The nurse is caring for a client who has been diagnosed with deep vein thrombosis. When assessing the client's vital signs, the nurse notes an apical pulse of 150 bpm, a respiratory rate of 46 breaths/minutes, and blood pressure of 100/60 mm Hg. The client appears anxious and restless. What should be the nurse's first course of action?
- A. Notify the physician.
- B. Administer a sedative.
- C. Try to elicit a positive Homan's sign.
- D. Increase the flow rate of intravenous fluids.
Correct Answer: A
Rationale: These symptoms suggest a possible pulmonary embolism, a life-threatening complication of DVT, requiring immediate physician notification.
A client with a history of osteoporosis is prescribed alendronate (Fosamax).
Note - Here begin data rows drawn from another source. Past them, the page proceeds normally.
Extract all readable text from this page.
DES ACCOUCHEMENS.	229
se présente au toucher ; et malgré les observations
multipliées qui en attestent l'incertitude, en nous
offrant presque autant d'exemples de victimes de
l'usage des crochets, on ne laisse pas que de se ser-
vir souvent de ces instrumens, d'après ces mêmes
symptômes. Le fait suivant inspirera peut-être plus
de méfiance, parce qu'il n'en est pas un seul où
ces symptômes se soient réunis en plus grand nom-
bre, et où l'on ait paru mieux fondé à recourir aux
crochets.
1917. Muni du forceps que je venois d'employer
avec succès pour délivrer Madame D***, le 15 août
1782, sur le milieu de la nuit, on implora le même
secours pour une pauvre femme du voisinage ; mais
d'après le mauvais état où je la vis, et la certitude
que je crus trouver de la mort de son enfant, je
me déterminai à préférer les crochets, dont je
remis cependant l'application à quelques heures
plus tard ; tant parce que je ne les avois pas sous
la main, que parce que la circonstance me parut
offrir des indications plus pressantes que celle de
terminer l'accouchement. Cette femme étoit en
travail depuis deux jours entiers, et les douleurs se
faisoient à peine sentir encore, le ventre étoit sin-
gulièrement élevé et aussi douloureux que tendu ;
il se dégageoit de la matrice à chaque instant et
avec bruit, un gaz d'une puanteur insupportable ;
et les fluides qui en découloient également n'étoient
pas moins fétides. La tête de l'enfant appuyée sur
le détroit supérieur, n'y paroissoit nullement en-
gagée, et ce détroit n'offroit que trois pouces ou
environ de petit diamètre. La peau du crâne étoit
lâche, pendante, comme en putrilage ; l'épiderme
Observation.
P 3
The nurse should instruct the client to take the medication:
- A. At bedtime with a snack.
- B. First thing in the morning with water.
- C. With meals to enhance absorption.
- D. With milk to reduce stomach irritation.
Correct Answer: A
Rationale: Alendronate should be taken first thing in the morning with water, on an empty stomach, to maximize absorption and minimize esophageal irritation.
A client at 12 weeks' gestation tells the nurse that she is a vegetarian and eats 'lots of rice.' To help meet the client's need for protein during pregnancy, the nurse suggests that the client combine the rice with which of the following?
- A. Beans.
- B. Soy milk.
- C. Yogurt.
- D. Corn.
Correct Answer: A
Rationale: Combining rice with beans provides a complete protein, meeting the increased protein needs during pregnancy.
Which type of anemia is diagnosed with a Schilling test?
- A. Aplastic
- B. Pernicious
- C. Megaloblastic
- D. Iron deficiency
Correct Answer: B
Rationale: The Schilling test is used to determine the cause of vitamin B12 deficiency, a potential precursor to pernicious anemia. This test involves the use of a small oral dose of radioactive B12 and a large nonradioactive intramuscular dose. A 24-hour urine specimen is then collected to measure the amount of radioactivity in the urine, and thus radioactive B12. This test is not helpful in diagnosing aplastic, megaloblastic, or iron-deficiency anemia.